Wednesday, November 7, 2012

I miss my lips.  Like all  pre-teen girls I spent a lot of time looking at myself in the mirror.  All the things that were wrong with me came to the forefront.  My eyes were no really any color, neither green or blue, sort of both but not really.  My ears stuck out and my hair was not blond.  Everyone wanted blond hair in the 60's.  My nose was strong and my eyebrows were unruly.  There were two things I liked about myself.  My long neck and my lips. 

My neck is good; I can still wear a necklace -- even a choker. I found out years later that my father used to worry my neck was too long.  What did he think they might do about my long neck?

Back to my lips. My lips were nice heart shaped lips.  Now they are gone.  I'm told it is my age and the loss of estrogene.

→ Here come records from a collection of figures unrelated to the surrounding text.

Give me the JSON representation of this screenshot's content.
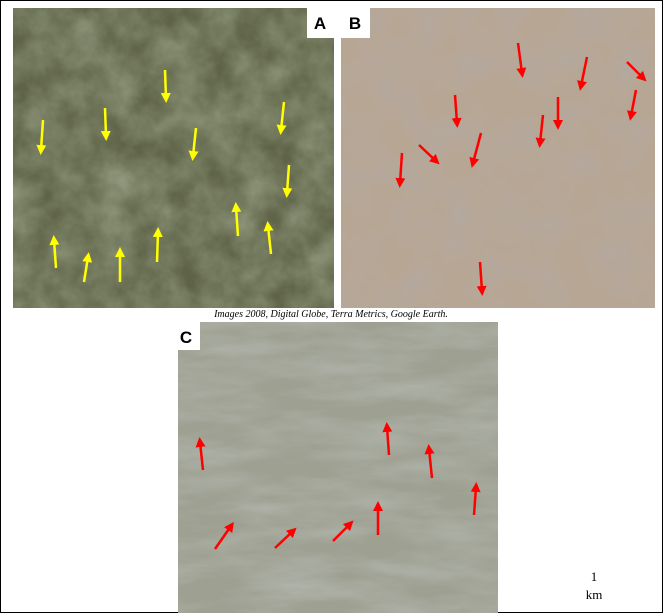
{
  "panels": [
    {
      "label": "A"
    },
    {
      "label": "B"
    },
    {
      "label": "C"
    }
  ],
  "caption": "Images 2008, Digital Globe, Terra Metrics, Google Earth.",
  "scale": {
    "value": "1",
    "unit": "km"
  }
}
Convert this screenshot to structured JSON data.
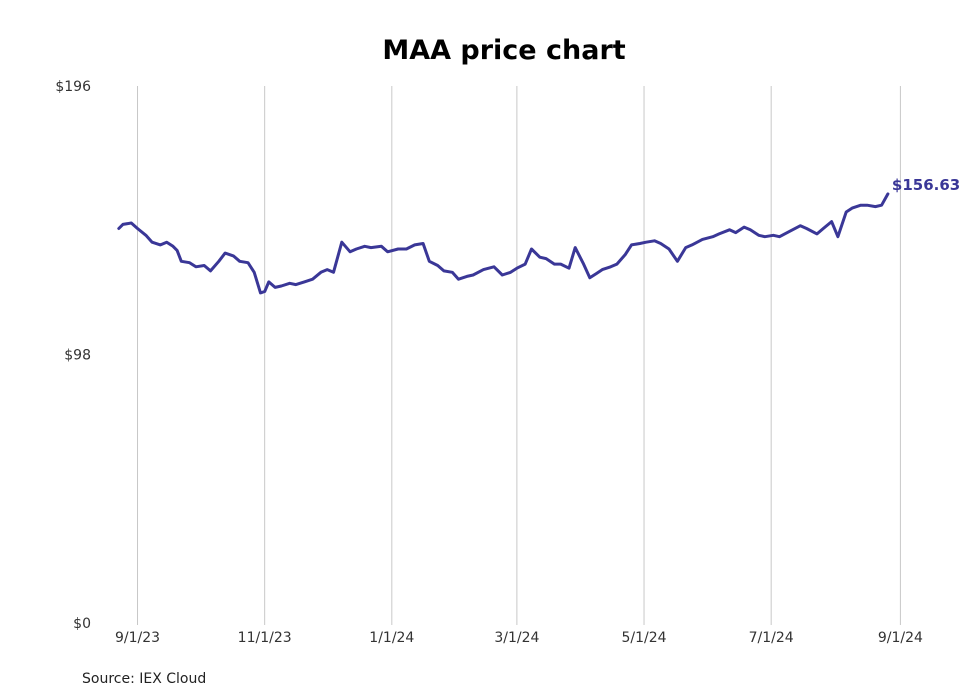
{
  "chart_data": {
    "type": "line",
    "title": "MAA price chart",
    "xlabel": "",
    "ylabel": "",
    "source": "Source: IEX Cloud",
    "ylim": [
      0,
      196
    ],
    "xlim": [
      "2023-08-14",
      "2024-09-08"
    ],
    "yticks": [
      {
        "value": 0,
        "label": "$0"
      },
      {
        "value": 98,
        "label": "$98"
      },
      {
        "value": 196,
        "label": "$196"
      }
    ],
    "xticks": [
      {
        "date": "2023-09-01",
        "label": "9/1/23"
      },
      {
        "date": "2023-11-01",
        "label": "11/1/23"
      },
      {
        "date": "2024-01-01",
        "label": "1/1/24"
      },
      {
        "date": "2024-03-01",
        "label": "3/1/24"
      },
      {
        "date": "2024-05-01",
        "label": "5/1/24"
      },
      {
        "date": "2024-07-01",
        "label": "7/1/24"
      },
      {
        "date": "2024-09-01",
        "label": "9/1/24"
      }
    ],
    "grid": {
      "vertical": true,
      "horizontal": false
    },
    "line_color": "#3a3797",
    "end_label": "$156.63",
    "series": [
      {
        "name": "MAA",
        "x": [
          "2023-08-23",
          "2023-08-25",
          "2023-08-29",
          "2023-09-01",
          "2023-09-05",
          "2023-09-08",
          "2023-09-12",
          "2023-09-15",
          "2023-09-18",
          "2023-09-20",
          "2023-09-22",
          "2023-09-26",
          "2023-09-29",
          "2023-10-03",
          "2023-10-06",
          "2023-10-10",
          "2023-10-13",
          "2023-10-17",
          "2023-10-20",
          "2023-10-24",
          "2023-10-27",
          "2023-10-30",
          "2023-11-01",
          "2023-11-03",
          "2023-11-06",
          "2023-11-09",
          "2023-11-13",
          "2023-11-16",
          "2023-11-20",
          "2023-11-24",
          "2023-11-28",
          "2023-12-01",
          "2023-12-04",
          "2023-12-08",
          "2023-12-12",
          "2023-12-15",
          "2023-12-19",
          "2023-12-22",
          "2023-12-27",
          "2023-12-30",
          "2024-01-04",
          "2024-01-08",
          "2024-01-12",
          "2024-01-16",
          "2024-01-19",
          "2024-01-23",
          "2024-01-26",
          "2024-01-30",
          "2024-02-02",
          "2024-02-06",
          "2024-02-09",
          "2024-02-14",
          "2024-02-19",
          "2024-02-23",
          "2024-02-27",
          "2024-03-01",
          "2024-03-05",
          "2024-03-08",
          "2024-03-12",
          "2024-03-15",
          "2024-03-19",
          "2024-03-22",
          "2024-03-26",
          "2024-03-29",
          "2024-04-02",
          "2024-04-05",
          "2024-04-08",
          "2024-04-11",
          "2024-04-15",
          "2024-04-18",
          "2024-04-22",
          "2024-04-25",
          "2024-04-29",
          "2024-05-02",
          "2024-05-06",
          "2024-05-09",
          "2024-05-13",
          "2024-05-17",
          "2024-05-21",
          "2024-05-24",
          "2024-05-29",
          "2024-06-03",
          "2024-06-06",
          "2024-06-11",
          "2024-06-14",
          "2024-06-18",
          "2024-06-21",
          "2024-06-25",
          "2024-06-28",
          "2024-07-02",
          "2024-07-05",
          "2024-07-10",
          "2024-07-15",
          "2024-07-18",
          "2024-07-23",
          "2024-07-26",
          "2024-07-30",
          "2024-08-02",
          "2024-08-06",
          "2024-08-09",
          "2024-08-13",
          "2024-08-16",
          "2024-08-20",
          "2024-08-23",
          "2024-08-26"
        ],
        "y": [
          144.0,
          145.5,
          146.0,
          144.0,
          141.5,
          139.0,
          138.0,
          139.0,
          137.5,
          136.0,
          132.0,
          131.5,
          130.0,
          130.5,
          128.5,
          132.0,
          135.0,
          134.0,
          132.0,
          131.5,
          128.0,
          120.5,
          121.0,
          124.5,
          122.5,
          123.0,
          124.0,
          123.5,
          124.5,
          125.5,
          128.0,
          129.0,
          128.0,
          139.0,
          135.5,
          136.5,
          137.5,
          137.0,
          137.5,
          135.5,
          136.5,
          136.5,
          138.0,
          138.5,
          132.0,
          130.5,
          128.5,
          128.0,
          125.5,
          126.5,
          127.0,
          129.0,
          130.0,
          127.0,
          128.0,
          129.5,
          131.0,
          136.5,
          133.5,
          133.0,
          131.0,
          131.0,
          129.5,
          137.0,
          131.0,
          126.0,
          127.5,
          129.0,
          130.0,
          131.0,
          134.5,
          138.0,
          138.5,
          139.0,
          139.5,
          138.5,
          136.5,
          132.0,
          137.0,
          138.0,
          140.0,
          141.0,
          142.0,
          143.5,
          142.5,
          144.5,
          143.5,
          141.5,
          141.0,
          141.5,
          141.0,
          143.0,
          145.0,
          144.0,
          142.0,
          144.0,
          146.5,
          141.0,
          150.0,
          151.5,
          152.5,
          152.5,
          152.0,
          152.5,
          156.63
        ]
      }
    ]
  }
}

It isn't that I wasn't aware that older women lost their lips.  It is just that I never anticipated it happening to me.   Now I understand why all those women used to put lipstick larger than their lips.  They also missed their lips. The problem is that the application of lipstick doesn't really help that much.  It just makes you look silly and somehow older. 

This is the sign of aging I am most conscious about.  Don't get me wrong. I'm not the kind of person who will put silicone in my lips.   That seems to end in disaster - the lips are way too big.  I just miss my lips.